Germany National Debt

The national debt of nations is not something solely an American problem. In this article, we take a look at the Germany national debt issue and how it compares to others.

German Debt

The Germans are, of course, part of the European Union. In fact, one could argue very convincingly that Germany is the dominant country in the Eurozone from at least an economic perspective. Much of this is due to the fact that Germany has a dominant and strong economy that came through the European Great Recession with a minimum of fuss and this means the German national debt is under control.

Debt Level

The gross German national debt is estimated to be roughly 85 percent at the end of 2011. This represents an increase from 65 percent in 2007 before the Great Recession steamrolled Europe and the United States. 65 percent is considered a safe ratio, but 85 percent is moving into unsafe areas. The difference in this case, however, is a good bit of the Germany national debt has come in the form of temporary spending to get through the economic rough spot and in bailing out other countries in the EU. Both of these events will end soon and few see Germany as being in an untenable situation.

Banking Risks

There are two areas that could certainly upset this. Taken in no particular order, the first concern is the state of German banks. German banks have loaned money unwisely to countries such as Greece, which have no hope of paying the loans back. This is why you see Germany stepping up and leading EU efforts to find a solution to the debt problems of the PIIGS in the EU. If the banks fail completely, you could see the Germany national debt explode as the government steps in to bailout the banks to prevent a meltdown.
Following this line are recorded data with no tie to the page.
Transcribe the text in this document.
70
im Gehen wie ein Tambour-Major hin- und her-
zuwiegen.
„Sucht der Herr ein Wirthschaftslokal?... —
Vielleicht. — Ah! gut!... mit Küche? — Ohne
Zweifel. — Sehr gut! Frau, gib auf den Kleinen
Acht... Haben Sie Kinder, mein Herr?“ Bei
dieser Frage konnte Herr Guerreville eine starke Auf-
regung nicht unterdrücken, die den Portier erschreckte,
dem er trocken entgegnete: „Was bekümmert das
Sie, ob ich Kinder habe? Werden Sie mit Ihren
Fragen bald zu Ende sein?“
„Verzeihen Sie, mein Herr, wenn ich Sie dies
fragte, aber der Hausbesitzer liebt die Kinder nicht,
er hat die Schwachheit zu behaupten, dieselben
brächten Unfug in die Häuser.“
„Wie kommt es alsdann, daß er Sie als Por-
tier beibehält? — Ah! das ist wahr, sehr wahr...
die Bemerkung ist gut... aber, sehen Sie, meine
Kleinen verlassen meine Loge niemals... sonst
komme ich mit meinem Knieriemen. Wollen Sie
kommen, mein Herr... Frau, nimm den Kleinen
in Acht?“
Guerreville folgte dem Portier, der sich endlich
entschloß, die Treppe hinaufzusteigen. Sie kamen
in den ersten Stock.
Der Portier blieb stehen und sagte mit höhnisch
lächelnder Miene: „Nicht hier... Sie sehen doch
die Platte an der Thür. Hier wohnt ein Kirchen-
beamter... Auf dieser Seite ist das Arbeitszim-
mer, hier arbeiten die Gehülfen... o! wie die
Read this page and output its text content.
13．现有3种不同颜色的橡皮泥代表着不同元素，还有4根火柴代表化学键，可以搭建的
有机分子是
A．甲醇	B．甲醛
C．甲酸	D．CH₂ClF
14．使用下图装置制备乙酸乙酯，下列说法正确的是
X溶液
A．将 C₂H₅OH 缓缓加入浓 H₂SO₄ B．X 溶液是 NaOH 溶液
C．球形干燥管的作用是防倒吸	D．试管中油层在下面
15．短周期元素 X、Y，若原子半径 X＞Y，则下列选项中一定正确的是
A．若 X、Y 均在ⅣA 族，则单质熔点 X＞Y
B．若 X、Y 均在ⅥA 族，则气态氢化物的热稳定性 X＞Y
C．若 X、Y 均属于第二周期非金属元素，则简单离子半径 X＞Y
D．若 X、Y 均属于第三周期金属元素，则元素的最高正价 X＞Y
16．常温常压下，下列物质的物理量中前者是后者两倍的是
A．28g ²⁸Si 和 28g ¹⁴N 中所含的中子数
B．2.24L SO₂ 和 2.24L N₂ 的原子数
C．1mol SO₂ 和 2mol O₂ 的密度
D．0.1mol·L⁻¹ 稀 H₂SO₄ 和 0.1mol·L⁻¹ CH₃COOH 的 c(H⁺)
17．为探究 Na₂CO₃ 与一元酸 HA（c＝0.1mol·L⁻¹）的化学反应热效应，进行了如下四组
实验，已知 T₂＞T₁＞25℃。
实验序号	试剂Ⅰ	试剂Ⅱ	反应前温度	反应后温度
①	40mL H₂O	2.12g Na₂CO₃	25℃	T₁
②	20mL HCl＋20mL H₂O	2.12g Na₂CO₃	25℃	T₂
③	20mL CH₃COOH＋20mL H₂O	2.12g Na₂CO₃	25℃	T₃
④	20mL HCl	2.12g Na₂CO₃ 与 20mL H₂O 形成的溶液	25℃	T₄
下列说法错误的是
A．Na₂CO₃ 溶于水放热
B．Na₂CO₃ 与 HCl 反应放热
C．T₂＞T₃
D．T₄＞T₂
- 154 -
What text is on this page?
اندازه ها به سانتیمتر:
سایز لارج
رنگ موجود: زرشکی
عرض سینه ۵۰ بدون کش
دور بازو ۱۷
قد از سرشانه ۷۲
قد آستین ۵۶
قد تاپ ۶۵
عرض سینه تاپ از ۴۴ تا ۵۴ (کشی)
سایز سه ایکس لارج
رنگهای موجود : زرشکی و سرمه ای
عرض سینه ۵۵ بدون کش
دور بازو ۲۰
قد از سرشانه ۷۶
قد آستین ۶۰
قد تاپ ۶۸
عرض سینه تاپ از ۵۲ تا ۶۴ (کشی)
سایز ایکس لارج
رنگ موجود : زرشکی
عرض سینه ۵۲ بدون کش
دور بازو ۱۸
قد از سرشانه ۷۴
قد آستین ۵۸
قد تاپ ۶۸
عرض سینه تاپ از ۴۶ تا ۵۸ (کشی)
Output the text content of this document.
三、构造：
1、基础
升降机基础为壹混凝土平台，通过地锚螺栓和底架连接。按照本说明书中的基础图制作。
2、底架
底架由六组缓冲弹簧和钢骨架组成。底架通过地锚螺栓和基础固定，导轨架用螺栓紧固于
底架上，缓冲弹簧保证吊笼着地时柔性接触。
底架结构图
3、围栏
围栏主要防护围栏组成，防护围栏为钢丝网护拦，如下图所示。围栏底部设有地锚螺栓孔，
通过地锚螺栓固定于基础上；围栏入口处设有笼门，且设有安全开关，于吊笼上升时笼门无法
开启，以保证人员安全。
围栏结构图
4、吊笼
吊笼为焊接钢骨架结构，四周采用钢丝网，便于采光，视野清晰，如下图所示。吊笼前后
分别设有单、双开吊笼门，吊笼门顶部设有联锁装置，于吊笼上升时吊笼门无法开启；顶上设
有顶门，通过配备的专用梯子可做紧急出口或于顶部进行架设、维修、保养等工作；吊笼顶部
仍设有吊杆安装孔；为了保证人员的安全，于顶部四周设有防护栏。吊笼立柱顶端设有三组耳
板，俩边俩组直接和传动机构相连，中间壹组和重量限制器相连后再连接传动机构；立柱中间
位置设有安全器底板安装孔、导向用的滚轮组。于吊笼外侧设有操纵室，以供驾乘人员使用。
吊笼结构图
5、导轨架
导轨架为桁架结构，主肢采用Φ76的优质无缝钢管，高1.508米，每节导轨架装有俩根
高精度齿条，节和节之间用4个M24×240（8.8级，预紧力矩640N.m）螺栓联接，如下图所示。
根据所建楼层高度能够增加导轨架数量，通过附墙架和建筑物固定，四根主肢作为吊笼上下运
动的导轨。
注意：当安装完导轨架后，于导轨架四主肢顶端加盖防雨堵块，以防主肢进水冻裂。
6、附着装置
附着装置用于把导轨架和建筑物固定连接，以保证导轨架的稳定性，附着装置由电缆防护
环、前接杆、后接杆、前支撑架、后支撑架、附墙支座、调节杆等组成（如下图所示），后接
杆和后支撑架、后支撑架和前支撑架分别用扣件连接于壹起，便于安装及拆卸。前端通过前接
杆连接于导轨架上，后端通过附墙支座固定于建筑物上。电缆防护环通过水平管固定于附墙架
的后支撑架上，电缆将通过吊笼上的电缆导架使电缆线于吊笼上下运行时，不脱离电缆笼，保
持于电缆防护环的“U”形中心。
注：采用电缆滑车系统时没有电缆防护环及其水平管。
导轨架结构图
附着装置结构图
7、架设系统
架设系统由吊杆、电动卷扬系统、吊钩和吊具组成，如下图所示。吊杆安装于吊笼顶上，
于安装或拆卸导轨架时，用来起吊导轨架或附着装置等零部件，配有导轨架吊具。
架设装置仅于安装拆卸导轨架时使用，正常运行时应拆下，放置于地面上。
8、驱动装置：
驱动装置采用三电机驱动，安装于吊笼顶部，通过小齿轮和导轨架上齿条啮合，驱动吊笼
In such a scenario, the debt ratio would go well over 100 percent.

EU Risks

The second risk has to do with the EU itself. The question many are legitimately asking now is whether the European Union can exist as an economic force. The primary problem is that the countries are not economic equals. During rough patches, this leaves relatively strong economies like France and Germany facing serious financing obligations for weaker countries like Greece, Portugal and now even Spain and Italy. If these weaker countries fall apart, the total bailout amount would be huge and Germany would have to pay much of the bill.

The Germany national debt is currently a bit high, but generally considered to be under control. That doesn’t mean there aren’t risks that could come down the road in the near future.